Math 1700: Tips for Assignment 3

Published: Sat, 02/08/14

Did you read my tips on how to study and learn Math 1700?  If not, here is a link to those important suggestions:
Did you read my Tips for Assignment 1?  If not, here is a link to those important suggestions:
Did you read my Tips for Assignment 2?  If not, here is a link to those important suggestions:
Tips for Assignment 3
These are tips for the third assignment in the Distance/Online Math 1700 course, but I strongly recommend that you do this assignment as homework even if you are taking the classroom lecture section of the course.  These assignments are very good (and challenging) practice.  It is possible that you are doing the topics in a different order in the classroom lecture sections, so you may need to wait until later before tackling this assignment.
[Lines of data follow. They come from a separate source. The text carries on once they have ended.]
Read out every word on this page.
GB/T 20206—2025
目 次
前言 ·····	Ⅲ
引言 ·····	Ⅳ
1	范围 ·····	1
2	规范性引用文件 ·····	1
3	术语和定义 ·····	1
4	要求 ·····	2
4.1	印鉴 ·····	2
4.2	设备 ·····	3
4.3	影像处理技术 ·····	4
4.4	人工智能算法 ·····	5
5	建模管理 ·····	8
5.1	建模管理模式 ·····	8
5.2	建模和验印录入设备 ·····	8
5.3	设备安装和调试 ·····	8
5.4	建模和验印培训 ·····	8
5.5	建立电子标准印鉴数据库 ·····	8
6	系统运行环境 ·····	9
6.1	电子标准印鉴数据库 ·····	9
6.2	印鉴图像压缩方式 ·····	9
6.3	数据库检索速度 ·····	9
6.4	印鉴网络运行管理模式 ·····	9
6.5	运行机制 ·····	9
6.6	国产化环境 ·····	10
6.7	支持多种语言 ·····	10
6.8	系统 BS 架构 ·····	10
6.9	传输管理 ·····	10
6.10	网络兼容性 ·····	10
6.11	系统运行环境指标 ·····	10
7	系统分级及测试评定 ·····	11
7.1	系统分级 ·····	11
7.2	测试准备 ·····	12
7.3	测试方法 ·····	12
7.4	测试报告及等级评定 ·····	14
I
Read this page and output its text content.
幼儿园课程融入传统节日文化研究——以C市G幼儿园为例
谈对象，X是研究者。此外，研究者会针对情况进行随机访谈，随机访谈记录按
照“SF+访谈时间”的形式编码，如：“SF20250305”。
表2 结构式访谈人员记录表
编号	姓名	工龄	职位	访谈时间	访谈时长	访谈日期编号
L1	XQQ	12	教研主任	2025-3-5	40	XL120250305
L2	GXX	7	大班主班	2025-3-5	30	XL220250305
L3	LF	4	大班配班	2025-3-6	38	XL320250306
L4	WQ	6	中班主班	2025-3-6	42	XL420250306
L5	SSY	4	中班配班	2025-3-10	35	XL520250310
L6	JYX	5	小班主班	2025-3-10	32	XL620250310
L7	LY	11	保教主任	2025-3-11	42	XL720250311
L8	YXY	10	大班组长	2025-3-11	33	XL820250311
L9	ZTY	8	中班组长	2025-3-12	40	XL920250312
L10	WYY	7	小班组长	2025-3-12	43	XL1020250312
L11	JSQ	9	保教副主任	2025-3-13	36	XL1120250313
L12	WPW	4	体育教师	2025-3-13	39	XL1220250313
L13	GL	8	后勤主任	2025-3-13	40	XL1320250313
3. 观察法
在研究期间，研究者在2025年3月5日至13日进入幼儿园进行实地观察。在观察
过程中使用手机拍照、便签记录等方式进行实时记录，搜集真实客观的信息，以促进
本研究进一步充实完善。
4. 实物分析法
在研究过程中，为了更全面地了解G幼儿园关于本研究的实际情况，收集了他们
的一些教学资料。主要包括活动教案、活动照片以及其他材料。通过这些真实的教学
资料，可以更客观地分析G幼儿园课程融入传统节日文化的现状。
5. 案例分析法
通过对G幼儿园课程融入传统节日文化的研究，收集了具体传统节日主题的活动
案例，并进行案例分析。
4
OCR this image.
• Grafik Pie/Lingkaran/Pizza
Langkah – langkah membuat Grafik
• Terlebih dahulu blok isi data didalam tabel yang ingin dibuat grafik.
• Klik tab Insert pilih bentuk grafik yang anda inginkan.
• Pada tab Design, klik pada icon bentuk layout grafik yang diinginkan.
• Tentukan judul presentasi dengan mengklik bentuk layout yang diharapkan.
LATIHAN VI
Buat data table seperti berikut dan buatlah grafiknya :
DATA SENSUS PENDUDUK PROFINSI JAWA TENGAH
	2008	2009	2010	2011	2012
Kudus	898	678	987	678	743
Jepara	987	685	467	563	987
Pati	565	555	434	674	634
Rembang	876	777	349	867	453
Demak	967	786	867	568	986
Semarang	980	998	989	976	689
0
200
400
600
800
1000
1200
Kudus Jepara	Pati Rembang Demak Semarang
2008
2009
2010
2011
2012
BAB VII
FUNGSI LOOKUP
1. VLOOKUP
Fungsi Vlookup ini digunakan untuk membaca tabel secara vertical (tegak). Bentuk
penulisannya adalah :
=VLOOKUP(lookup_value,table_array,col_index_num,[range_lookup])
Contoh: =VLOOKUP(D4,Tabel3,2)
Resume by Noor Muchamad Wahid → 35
Here is a link to the actual assignment, in case you don't have it:
Note that you need to study Lesson 9 (Integrating by Trig Substitution), Lesson 10 (Integrating Rational Functions), and Lesson 11 (L'Hopital's Rule) from my Calculus 2 book to prepare for this assignment!  Some of the integrals you have been given in this assignment will be very demanding.
Don't have my book?  You can download a free sample of my book and audio lectures containing Lesson 1 and 11:
Question 1
These are all pretty complicated integrals to solve.  Here are some hints:

Part (a) is pretty standard stuff if you have studied Lesson 9.

Part (b) is also Lesson 9.  Complete the Square.

Part (c) is from outer space. Try multiplying top and bottom by a trig function in order to make one of those two trig functions in the denominator disappear.

Part (d) is obviously a count-down type from Lesson 10

Part (e) is the worst count-down type from Lesson 10.  You may even need to resort to trig substitution to solve one of your partial fractions integrals.
Question 2
Part (a) is a very challenging Lesson 11 problem.  As their hint suggests, instead of solving the given limit, solve the limit of e raised to the power of the given function.  As an additional hint, note that e raised to the power of "a-b", is also expressible as e^a divided by e^b.

Don't forget, if the answer to your limit you create is L, then the answer for the limit they actually gave you is lnL.

Parts (b) and (c) are much more ordinary Lesson 11 problems.